Colombia: This former hotel is said to be haunted

Colombia
This former hotel is said to be haunted

The former beauty of the hotel can now only be guessed at.

© sduraku / Shutterstock.com

Huge window fronts, luxurious rooms with balconies and alleged deaths from ghosts made this hotel famous in Colombia.

If you want to marvel at the spectacular Tequendama waterfalls near the Colombian capital Bogotá, you will inevitably pass the “haunted hotel” del Salto, which despite its obvious decay still towers majestically over the abyss. In the 1990s, the property had to close its doors forever, supposedly because ghosts were up to mischief.

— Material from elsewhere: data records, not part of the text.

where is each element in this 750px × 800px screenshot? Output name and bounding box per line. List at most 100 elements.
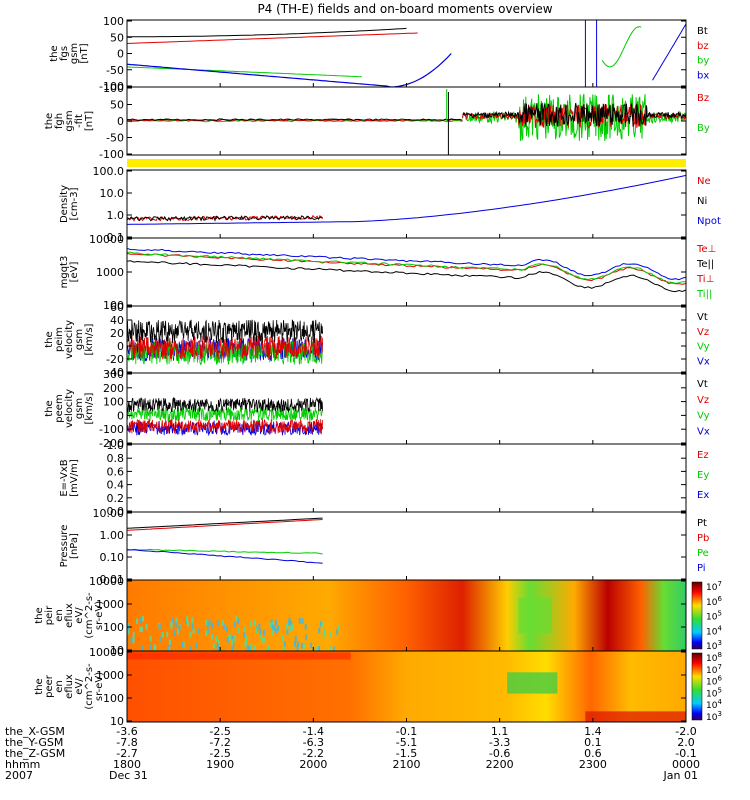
y-axis-label: peir bbox=[44, 605, 55, 625]
y-tick-label: -20 bbox=[106, 353, 124, 366]
y-axis-label: en bbox=[54, 609, 65, 622]
x-tick-label: -2.5 bbox=[209, 725, 230, 738]
legend-entry: Ni bbox=[697, 196, 707, 207]
series-black bbox=[127, 396, 323, 413]
x-tick-label: -2.7 bbox=[116, 747, 137, 760]
legend-entry: Vx bbox=[697, 426, 710, 437]
panel-data bbox=[127, 580, 686, 651]
x-tick-label: -7.8 bbox=[116, 736, 137, 749]
y-axis-label: [nT] bbox=[84, 111, 95, 131]
y-tick-label: 0.8 bbox=[107, 452, 125, 465]
series-red bbox=[127, 252, 686, 285]
x-tick-label: -7.2 bbox=[209, 736, 230, 749]
legend-entry: Ne bbox=[697, 176, 711, 187]
y-tick-label: 10.0 bbox=[100, 187, 125, 200]
legend-entry: Npot bbox=[697, 216, 721, 227]
legend-entry: Vt bbox=[697, 379, 708, 390]
x-tick-label: -3.3 bbox=[489, 736, 510, 749]
series-pb bbox=[127, 519, 323, 531]
x-tick-label: 2300 bbox=[579, 758, 607, 771]
x-tick-label: -0.6 bbox=[489, 747, 510, 760]
legend-entry: Vy bbox=[697, 411, 710, 422]
series-by bbox=[601, 26, 642, 68]
y-tick-label: -100 bbox=[99, 80, 124, 93]
x-tick-label: -0.1 bbox=[396, 725, 417, 738]
y-axis-label: the bbox=[49, 45, 60, 61]
legend-entry: Te⊥ bbox=[696, 244, 716, 255]
series-npot bbox=[127, 174, 686, 225]
panel-data bbox=[127, 89, 686, 155]
y-tick-label: 0.4 bbox=[107, 479, 125, 492]
y-tick-label: 100 bbox=[103, 15, 124, 28]
panel-temp: 10000 1000 100 mgqt3 [eV] Te⊥ Te|| Ti⊥ Ti|| bbox=[59, 233, 716, 312]
panel-peer: 10000 1000 100 10 the peer en eflux eV/(cm^2-s-s… bbox=[34, 646, 687, 728]
y-tick-label: 100.0 bbox=[93, 165, 125, 178]
x-axis-row-label: the_Y-GSM bbox=[5, 736, 63, 749]
legend-entry: Pi bbox=[697, 563, 706, 574]
colorbar-tick-label: 103 bbox=[706, 710, 722, 723]
x-date-label: Dec 31 bbox=[109, 769, 148, 782]
series-bx bbox=[652, 23, 686, 81]
series-green bbox=[127, 406, 323, 423]
y-axis-label: gsm bbox=[74, 398, 85, 419]
x-tick-label: 2100 bbox=[393, 758, 421, 771]
y-tick-label: 100 bbox=[103, 692, 124, 705]
y-axis-label: [cm-3] bbox=[69, 187, 80, 220]
y-tick-label: 0.0 bbox=[107, 505, 125, 518]
legend-entry: bx bbox=[697, 70, 709, 81]
legend-entry: Bt bbox=[697, 26, 708, 37]
y-axis-label: en bbox=[54, 680, 65, 693]
x-tick-label: 2200 bbox=[486, 758, 514, 771]
series-bx bbox=[127, 53, 452, 87]
y-tick-label: 1000 bbox=[96, 669, 124, 682]
x-tick-label: 0000 bbox=[672, 758, 700, 771]
panel-data bbox=[127, 651, 686, 722]
x-date-label: Jan 01 bbox=[663, 769, 698, 782]
series-pi bbox=[127, 549, 323, 564]
panel-data bbox=[127, 248, 686, 293]
y-axis-label: mgqt3 bbox=[59, 256, 70, 289]
y-axis-label: [eV] bbox=[69, 262, 80, 283]
x-tick-label: -1.5 bbox=[396, 747, 417, 760]
legend-entry: Pt bbox=[697, 518, 707, 529]
x-tick-label: -2.5 bbox=[209, 747, 230, 760]
panel-data bbox=[127, 319, 323, 366]
series-blue bbox=[127, 248, 686, 281]
y-axis-label: [nPa] bbox=[69, 533, 80, 559]
legend-entry: Te|| bbox=[696, 259, 714, 270]
panel-efield: 1.00.80.60.40.20.0 E=-VxB [mV/m] Ez Ey Ex bbox=[59, 439, 709, 518]
x-tick-label: 2000 bbox=[299, 758, 327, 771]
y-axis-label: gsm bbox=[69, 43, 80, 64]
legend-entry: Vy bbox=[697, 342, 710, 353]
x-tick-label: 2.0 bbox=[677, 736, 695, 749]
y-tick-label: 10000 bbox=[89, 575, 124, 588]
y-tick-label: -50 bbox=[106, 64, 124, 77]
series-red bbox=[127, 418, 323, 434]
y-axis-label: fgs bbox=[59, 46, 70, 61]
y-axis-label: -fit bbox=[74, 114, 85, 128]
y-tick-label: 10.00 bbox=[93, 507, 125, 520]
y-axis-label: peer bbox=[44, 674, 55, 698]
series-n bbox=[127, 215, 323, 222]
y-axis-label: [km/s] bbox=[84, 392, 95, 424]
y-axis-label: eV/ bbox=[74, 678, 85, 695]
series-bt bbox=[127, 27, 407, 38]
y-axis-label: peim bbox=[54, 327, 65, 352]
legend-entry: By bbox=[697, 123, 710, 134]
y-tick-label: -50 bbox=[106, 132, 124, 145]
y-tick-label: 0.1 bbox=[107, 231, 125, 244]
y-axis-label: the bbox=[44, 113, 55, 129]
y-tick-label: 0.10 bbox=[100, 551, 125, 564]
x-tick-label: -2.0 bbox=[675, 725, 696, 738]
series-bz bbox=[127, 32, 418, 44]
panel-frame bbox=[126, 372, 687, 445]
series-black bbox=[462, 102, 686, 128]
legend-entry: Vz bbox=[697, 395, 709, 406]
y-tick-label: -100 bbox=[99, 423, 124, 436]
panel-pressure: 10.00 1.00 0.10 0.01 Pressure [nPa] Pt Pb Pe Pi bbox=[59, 507, 709, 586]
x-tick-label: -5.1 bbox=[396, 736, 417, 749]
colorbar-tick-label: 106 bbox=[706, 595, 722, 608]
y-tick-label: 100 bbox=[103, 82, 124, 95]
y-axis-label: peem bbox=[54, 394, 65, 422]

Splendor and splendor are a thing of the past

Pompous parties, champagne and glamor – it all took shape in the form of the Hotel del Salto. In 1923, the architect Carlos Arturo Tapias designed a unique building that hugs the mountainside and was considered one of the best hotels in the world when it opened. There are many legends and stories about the complex, which for all its past glory also has dark secrets. This led to a number of tragic deaths that conspiracy theorists attribute to ghost figures. But hotel guests are said to have died not only out of fear.

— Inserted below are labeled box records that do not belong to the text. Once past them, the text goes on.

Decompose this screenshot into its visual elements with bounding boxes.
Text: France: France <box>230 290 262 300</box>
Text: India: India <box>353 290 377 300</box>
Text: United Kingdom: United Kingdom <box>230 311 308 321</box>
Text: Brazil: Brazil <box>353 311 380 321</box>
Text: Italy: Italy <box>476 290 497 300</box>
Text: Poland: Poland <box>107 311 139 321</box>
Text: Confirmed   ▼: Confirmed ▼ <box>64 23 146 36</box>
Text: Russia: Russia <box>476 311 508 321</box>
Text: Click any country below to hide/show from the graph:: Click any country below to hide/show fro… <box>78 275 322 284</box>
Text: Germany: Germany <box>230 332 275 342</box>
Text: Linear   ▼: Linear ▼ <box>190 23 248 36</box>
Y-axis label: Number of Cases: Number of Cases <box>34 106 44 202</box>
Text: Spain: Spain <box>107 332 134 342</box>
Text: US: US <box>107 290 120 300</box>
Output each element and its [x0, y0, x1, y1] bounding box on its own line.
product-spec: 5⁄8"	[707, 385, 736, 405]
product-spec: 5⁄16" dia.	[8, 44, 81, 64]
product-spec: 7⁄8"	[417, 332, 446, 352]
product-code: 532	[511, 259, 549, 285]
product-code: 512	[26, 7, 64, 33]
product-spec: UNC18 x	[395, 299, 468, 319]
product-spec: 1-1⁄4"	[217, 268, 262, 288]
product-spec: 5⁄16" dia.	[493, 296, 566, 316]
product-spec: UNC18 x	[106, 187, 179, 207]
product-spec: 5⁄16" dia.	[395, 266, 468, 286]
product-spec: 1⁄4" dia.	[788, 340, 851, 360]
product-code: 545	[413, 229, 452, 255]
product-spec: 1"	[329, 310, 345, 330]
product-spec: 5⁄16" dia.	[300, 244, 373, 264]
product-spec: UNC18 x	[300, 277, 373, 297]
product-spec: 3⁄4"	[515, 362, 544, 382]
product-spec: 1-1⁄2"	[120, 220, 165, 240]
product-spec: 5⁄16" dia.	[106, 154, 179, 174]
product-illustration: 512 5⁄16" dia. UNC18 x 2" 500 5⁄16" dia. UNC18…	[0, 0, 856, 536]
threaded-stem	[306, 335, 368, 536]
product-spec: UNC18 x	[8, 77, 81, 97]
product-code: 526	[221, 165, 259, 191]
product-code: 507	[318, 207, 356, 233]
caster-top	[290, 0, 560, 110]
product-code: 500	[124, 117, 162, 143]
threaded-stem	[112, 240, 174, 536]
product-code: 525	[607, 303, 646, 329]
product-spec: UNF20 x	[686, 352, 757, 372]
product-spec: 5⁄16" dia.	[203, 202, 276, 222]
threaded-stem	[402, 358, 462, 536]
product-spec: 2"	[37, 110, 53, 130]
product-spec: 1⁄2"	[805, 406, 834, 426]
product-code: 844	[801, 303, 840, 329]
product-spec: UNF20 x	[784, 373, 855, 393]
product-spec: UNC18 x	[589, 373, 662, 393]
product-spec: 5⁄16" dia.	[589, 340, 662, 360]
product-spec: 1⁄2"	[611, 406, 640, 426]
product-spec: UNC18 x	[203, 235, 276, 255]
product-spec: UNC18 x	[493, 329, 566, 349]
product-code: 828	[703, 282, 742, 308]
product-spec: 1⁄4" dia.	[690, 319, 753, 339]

Inspired by an Indian legend, many hotel guests and unhappy lovers fell to their deaths at the waterfalls. In order to escape slavery by the Spanish conquistadors, the Chibcha Indians jumped into the water and turned into eagles when they fell so that they could fly safely to freedom. A fatal mistake.

Disgusting stench drove guests away

Another reason the hotel had inevitably closed was because of the disgusting smell. All sewage and fecal matter in the greater Bogotá area was and is still being discharged into the river. It is not for nothing that the Río Bogotá, which feeds the Tequendama Falls, is considered to be one of the worst contaminated rivers in the world.

Dead, bestial stench and ghosts – not good conditions for a flourishing inn. And so the horror hotel was slowly but surely left to decay. After mosses and ferns had spread in the once magnificent building and the formerly pink walls crumbled, the Colombian Institute of Natural Sciences took on the building and turned it into a museum.

Today tourists want to see the horror hotel and take a not entirely harmless journey to get there. Landslides and mudslides regularly roll over the road that leads up to the museum. It is not for nothing that there is the warning: “Be sure you are back in town before night falls.”